Cases
Turn repeatable workflows into structured, trackable AI work.
Not all work should be a chat thread. When a workflow is repeatable, needs review, or feeds another system, build it as a Case: a structured unit of work powered by an agent, with typed inputs, typed outputs, status, and run history.
The distinction in one line: the agent is the intelligence, the Case is the work being processed.
When a Case beats a conversation
Choose a Case when the work has:
- A repeatable input shape (a request, a document, a submission).
- An expected output shape (fields, a verdict, a produced artifact).
- A need for tracking: status, volume, retries, SLA.
- Reviewers who approve results before they count.
- Other systems that consume the results.
Exploratory or one-off work stays in Chat.
Building one
Cases live in the Console sidebar, right under Agents.
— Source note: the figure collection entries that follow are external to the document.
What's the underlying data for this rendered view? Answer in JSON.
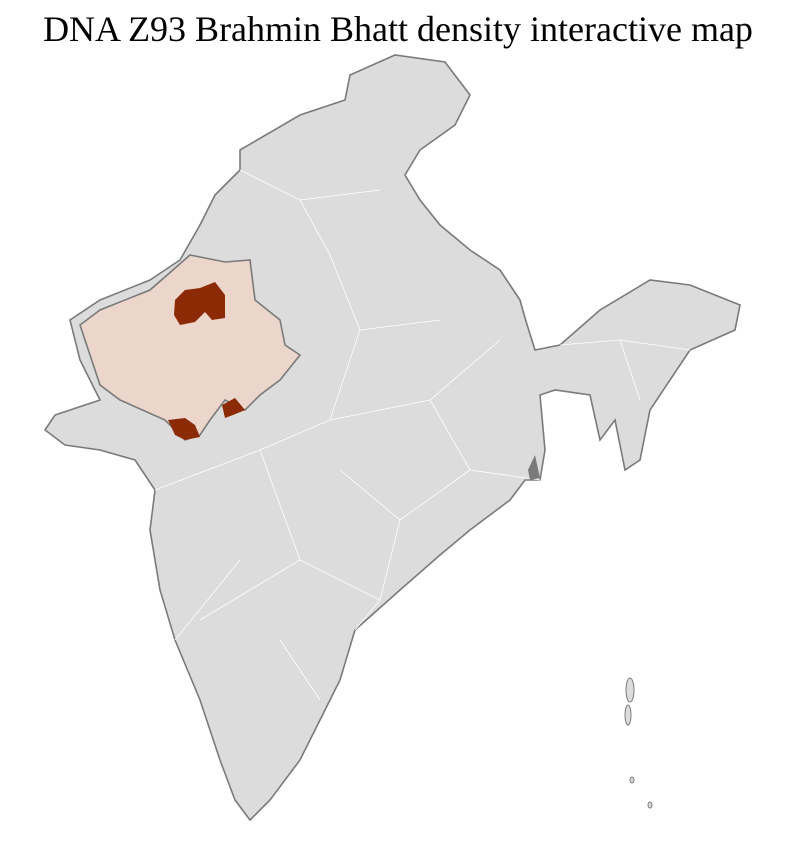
{
  "title": "DNA Z93 Brahmin Bhatt density interactive map",
  "colors": {
    "base": "#dcdcdc",
    "low_density": "#ecd6cb",
    "high_density": "#8b2a05",
    "border": "#7a7a7a",
    "district_lines": "#ffffff"
  }
}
Press Create case and you get a work surface shaped like a sheet: each row is a unit of work, and each column is either an input (a file, a field, a submission) or an output filled by an agent.
Here is a real one, an Invoice Intake Case that extracts vendor, invoice number, and category from uploaded invoice PDFs:

What the surface gives you:
- Stages (the tabs across the top, such as Main and Services) split a process into steps that activate as prior outputs land.
- Columns each carry their own instructions and agent. Columns inherit their agent's apps, skills, and knowledge by default, so a well-configured agent becomes a well-equipped column with no extra setup; override per column when a step needs different tools.
- Rows arrive by hand (New row), in bulk (Import CSV), or through whatever channels you bind: public forms, email, webhooks, schedules, or the API.
- History and settings work like agents: versioned changes, with the Case's agent configurable from the page header.
How work flows
Each row's work runs as tracked fills: cells compute when their inputs are available and recalculate when inputs change, every cell records which run produced it, and failures are visible per row with retry. Tasks that need human sign-off sit in a review state until someone decides, and SLA tracking flags work that idles too long. Case runs appear in Observability alongside chat runs.
Case as an API
A Case doesn't have to be used through Sebati's own interface. Your product, portal, or internal application can create tasks, provide inputs, and read status and outputs over the API, with Sebati as the intelligence and processing layer underneath your own experience. See API essentials.